The YubiKey 5 NFC is a hardware-based authentication device that provides extra authentication over NFC (Near Field Communications). It also supports FIDO2, allowing organizations to enable passwordless login on a computer that supports FIDO2 open authentication standards.
- Dimensions: 0.7 in x 1.8 in x 0.13 in
- Weight: 0.04 oz
What’s in the box?
- YubiKey 5 NFC along with paper documentation
Design and features
The YubiKey 5 NFC looks much like any traditional USB device, but is flat and with a gold disk in the center of the key. It also has a keyhole to keep it on a lanyard with your EDC gear.

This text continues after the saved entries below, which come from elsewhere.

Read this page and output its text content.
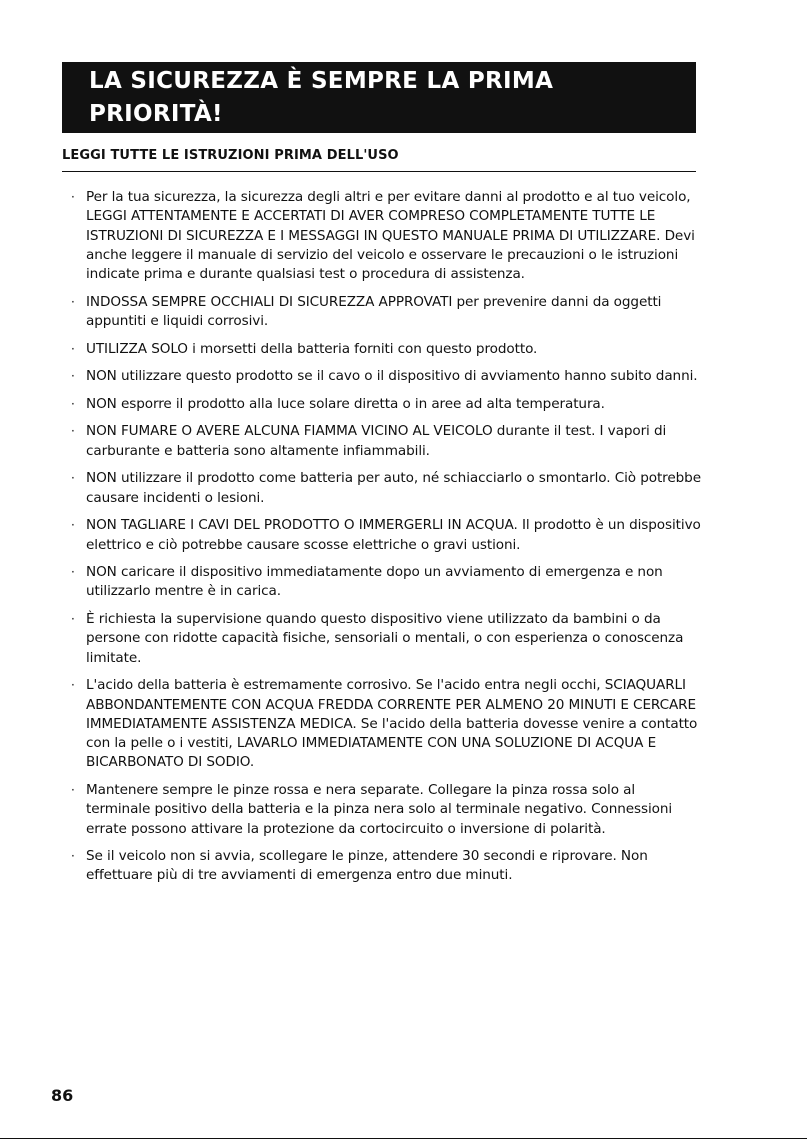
LA SICUREZZA È SEMPRE LA PRIMA
PRIORITÀ!
LEGGI TUTTE LE ISTRUZIONI PRIMA DELL'USO
· Per la tua sicurezza, la sicurezza degli altri e per evitare danni al prodotto e al tuo veicolo, LEGGI ATTENTAMENTE E ACCERTATI DI AVER COMPRESO COMPLETAMENTE TUTTE LE ISTRUZIONI DI SICUREZZA E I MESSAGGI IN QUESTO MANUALE PRIMA DI UTILIZZARE. Devi anche leggere il manuale di servizio del veicolo e osservare le precauzioni o le istruzioni indicate prima e durante qualsiasi test o procedura di assistenza.
· INDOSSA SEMPRE OCCHIALI DI SICUREZZA APPROVATI per prevenire danni da oggetti appuntiti e liquidi corrosivi.
· UTILIZZA SOLO i morsetti della batteria forniti con questo prodotto.
· NON utilizzare questo prodotto se il cavo o il dispositivo di avviamento hanno subito danni.
· NON esporre il prodotto alla luce solare diretta o in aree ad alta temperatura.
· NON FUMARE O AVERE ALCUNA FIAMMA VICINO AL VEICOLO durante il test. I vapori di carburante e batteria sono altamente infiammabili.
· NON utilizzare il prodotto come batteria per auto, né schiacciarlo o smontarlo. Ciò potrebbe causare incidenti o lesioni.
· NON TAGLIARE I CAVI DEL PRODOTTO O IMMERGERLI IN ACQUA. Il prodotto è un dispositivo elettrico e ciò potrebbe causare scosse elettriche o gravi ustioni.
· NON caricare il dispositivo immediatamente dopo un avviamento di emergenza e non utilizzarlo mentre è in carica.
· È richiesta la supervisione quando questo dispositivo viene utilizzato da bambini o da persone con ridotte capacità fisiche, sensoriali o mentali, o con esperienza o conoscenza limitate.
· L'acido della batteria è estremamente corrosivo. Se l'acido entra negli occhi, SCIAQUARLI ABBONDANTEMENTE CON ACQUA FREDDA CORRENTE PER ALMENO 20 MINUTI E CERCARE IMMEDIATAMENTE ASSISTENZA MEDICA. Se l'acido della batteria dovesse venire a contatto con la pelle o i vestiti, LAVARLO IMMEDIATAMENTE CON UNA SOLUZIONE DI ACQUA E BICARBONATO DI SODIO.
· Mantenere sempre le pinze rossa e nera separate. Collegare la pinza rossa solo al terminale positivo della batteria e la pinza nera solo al terminale negativo. Connessioni errate possono attivare la protezione da cortocircuito o inversione di polarità.
· Se il veicolo non si avvia, scollegare le pinze, attendere 30 secondi e riprovare. Non effettuare più di tre avviamenti di emergenza entro due minuti.
86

I find it useful to keep in my backpack since I have it with me every day and keep it separate to my cell phone that I carry in my pocket.
Just like with the YubiKey 4 and other series, you can add this hardware key to tons of online services that support two-factor authentication. You can look into account preferences for an option along the lines of “set up a hardware key”. Then insert your YubiKey into your computer’s USB port, follow instructions, and all is set. When logging in, you touch the gold plating on the YubiKey to activate log on.
With this YubiKey 5 NFC, you can simply touch the key to the back of your phone (if your supports NFC). I have the Google Pixel 2 XL, and was able to set up my second Google account easily. I touched the key to the back of my phone shown above. It buzzed and then logged me in. It’s a little bit easier than using my mobile authenticator app, copying the password, and then logging into the site directly.
The software and services that support two-factor authentication with YubiKey are listed on their website. You can also use the YubiKey Authenticator for desktop or Android to generate OATH credentials on your YubiKey. Note: Since I already use the Authy Authenticator app with all my online services, I didn’t test this out. It’s also possible to log onto Windows 10 and all Microsoft accounts using the YubiKey. (Windows 10 version 1809 update and Microsoft Edge need to be installed for this to work.)
What I like
- Extra security for most online services such as Google, Dropbox, most social media sites etc.
- Durable, waterproof, and crush resistant
- Fits on a key chain for portability
What needs to be improved
- If you lose your YubiKey, then you’ll need to reconfigure all of your apps to use another authentication method
- Expensive for a small usb device
Overall, as someone who appreciates an extra layer of security in her web apps, I really love using my YubiKey. It puts my mind a bit more at ease when logging onto my laptop, work machine, or phone. I think it’s very much worth grabbing one if you can!